Today is one of those days when I woke up with my forehead furrowed, dreams of being at a book fair where everyone else is busy hawking their books while I lament that I don't have one seeming infinitely preferable to the slog of work that has accrued and must be done before Spring Break Woo Hoo. For the sake of seeing them in all their glory/public accountability/to bore us all silly, I'm listing them out here:
- Dissertating. I want to get Chapter 2 in some kind of order so I can give it to my advisor and be free to cavort in Chapter 4.
- Dissertating Part 2: I want to cavort in Chapter 4 because this will make me happy and because it will be infinitely better to start working in earnest when I feel I already have some notes and schtuff.
- Cool Class. I have to write something to model good teacherly behavior for peer response groups. Then I will have to spend time responding to drafts. I figure I can cannibalize some former work and put it into the draft I'm working on. But since I actually want to work on my dissertation, I feel very mean-spirited about this extra writing. Responding is going to swallow me whole early in the week. Why did I ever agree to TA when I could've audited and not even shown up? Stupid, stupid Earnest.
- Application for Cool Institute is due at the end of the week.
- Entries for Last Grad School Contest of my career are due at the end of the week.
- Some other crap I'm helping someone out with has to be done by the end of the week.
- Need to work on a workshop that a colleague and I are giving so I don't have to freak out about it later.
Okay, maybe that's not so much. Who am I kidding? It's a lot. And I want to go back to sleep just thinking about it. To-Do lists are bad, because they lay out too much information, too much stuff to deal with all at once. But apart from being overwhelmed by the work, I also HAVE to make sure I have a weekend this weekend, I remind myself, because last weekend I was possessed by worry about my interview and didn't rest at all. So I need to do some important relaxing -- not to mention some cleaning, laundry, dishes. Oh god. And one more on my list.
- Writing that makes me feel like I'm alive and not wasting my life.
That's all there is to it. Only my cat has the right idea. He's napping. Surely I should be doing something lovely and indulgent on a Saturday like eating breakfast and reading in bed (a book, not my to-do list).

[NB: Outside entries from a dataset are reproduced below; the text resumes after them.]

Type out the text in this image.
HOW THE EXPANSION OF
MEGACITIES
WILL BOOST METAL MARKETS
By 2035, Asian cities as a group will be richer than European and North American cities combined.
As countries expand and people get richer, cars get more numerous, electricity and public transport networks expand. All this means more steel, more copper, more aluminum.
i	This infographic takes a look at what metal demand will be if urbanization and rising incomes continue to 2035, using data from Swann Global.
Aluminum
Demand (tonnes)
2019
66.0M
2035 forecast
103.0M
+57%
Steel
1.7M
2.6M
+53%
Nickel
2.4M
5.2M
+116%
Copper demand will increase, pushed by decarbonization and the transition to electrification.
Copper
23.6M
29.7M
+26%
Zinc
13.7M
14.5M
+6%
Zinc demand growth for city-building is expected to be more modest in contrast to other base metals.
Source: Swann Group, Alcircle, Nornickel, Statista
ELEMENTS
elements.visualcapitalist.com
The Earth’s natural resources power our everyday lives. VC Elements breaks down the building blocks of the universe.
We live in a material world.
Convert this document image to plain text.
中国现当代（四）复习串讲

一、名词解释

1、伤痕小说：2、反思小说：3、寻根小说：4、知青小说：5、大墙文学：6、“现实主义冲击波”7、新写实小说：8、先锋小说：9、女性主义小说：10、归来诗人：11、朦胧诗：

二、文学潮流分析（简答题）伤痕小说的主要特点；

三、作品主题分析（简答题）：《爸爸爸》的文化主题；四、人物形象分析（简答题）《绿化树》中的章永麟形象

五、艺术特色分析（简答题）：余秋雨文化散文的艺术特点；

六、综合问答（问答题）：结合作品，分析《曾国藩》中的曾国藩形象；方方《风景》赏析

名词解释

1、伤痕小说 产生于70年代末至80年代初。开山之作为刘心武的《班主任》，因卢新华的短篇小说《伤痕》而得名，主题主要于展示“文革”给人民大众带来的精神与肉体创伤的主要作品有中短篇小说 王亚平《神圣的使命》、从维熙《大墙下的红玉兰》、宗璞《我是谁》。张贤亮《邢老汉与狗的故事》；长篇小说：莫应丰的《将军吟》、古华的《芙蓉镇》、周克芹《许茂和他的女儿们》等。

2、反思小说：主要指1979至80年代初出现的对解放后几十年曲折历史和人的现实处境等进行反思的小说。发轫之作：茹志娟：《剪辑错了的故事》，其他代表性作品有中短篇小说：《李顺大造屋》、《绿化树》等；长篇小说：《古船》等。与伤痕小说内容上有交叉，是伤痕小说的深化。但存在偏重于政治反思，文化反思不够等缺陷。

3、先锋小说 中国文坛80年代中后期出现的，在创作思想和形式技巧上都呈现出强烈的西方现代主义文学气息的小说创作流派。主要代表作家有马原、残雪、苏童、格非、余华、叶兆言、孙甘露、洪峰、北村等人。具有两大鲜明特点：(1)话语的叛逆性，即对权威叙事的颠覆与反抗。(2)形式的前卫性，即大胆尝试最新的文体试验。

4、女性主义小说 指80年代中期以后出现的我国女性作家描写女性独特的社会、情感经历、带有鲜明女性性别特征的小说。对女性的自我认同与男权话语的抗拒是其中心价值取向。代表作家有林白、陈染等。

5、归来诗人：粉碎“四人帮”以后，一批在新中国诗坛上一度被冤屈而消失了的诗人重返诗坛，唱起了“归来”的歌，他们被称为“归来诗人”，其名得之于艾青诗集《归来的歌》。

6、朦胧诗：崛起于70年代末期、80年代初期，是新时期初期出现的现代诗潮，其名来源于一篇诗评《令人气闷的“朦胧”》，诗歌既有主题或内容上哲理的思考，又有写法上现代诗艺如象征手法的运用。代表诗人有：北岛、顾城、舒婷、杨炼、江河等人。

Especially since what I really want to do is stalk Adventure U's website and tap into my super-psychic powers and send them such powerful signals of "hire me hire me" that they stop whatever they're doing and become convinced that despite a mediocre-to-okay interview, I'm the one they want. This is the worst part of being in the last round before hiring. I know that this is not the greatest job for me. That is, the location is great, and there are really interesting, well fascinating, aspects of this job, but the teaching, the teaching I tell you, is a hard fit. Their program is very structured and values things that I understand but don't really value. But if they don't choose me, it's going to feel like being a wallflower at the Prom and eating alone in the cafeteria with the popular people throwing spitwads in my hair all rolled up into one. Especially because then I will have to tell department people that I didn't get the job, which is one of the very good reasons to go underground and not tell anyone anything while on the market. Going to live with my SO and writing may be the best option (especially since we've had this LDR for a year and still have not lived together), but still not having Adventure U not choose me will likely make me feel like shit. I can't decide whether I should expect that I am going to get the job a la the Secret or assume that I won't a la North Dakota farmer. It's a tough one to call.
We're all under too much strain. Let's all take the day off.
I actually did decide to take the day off, it being Saturday and a day of rest and all.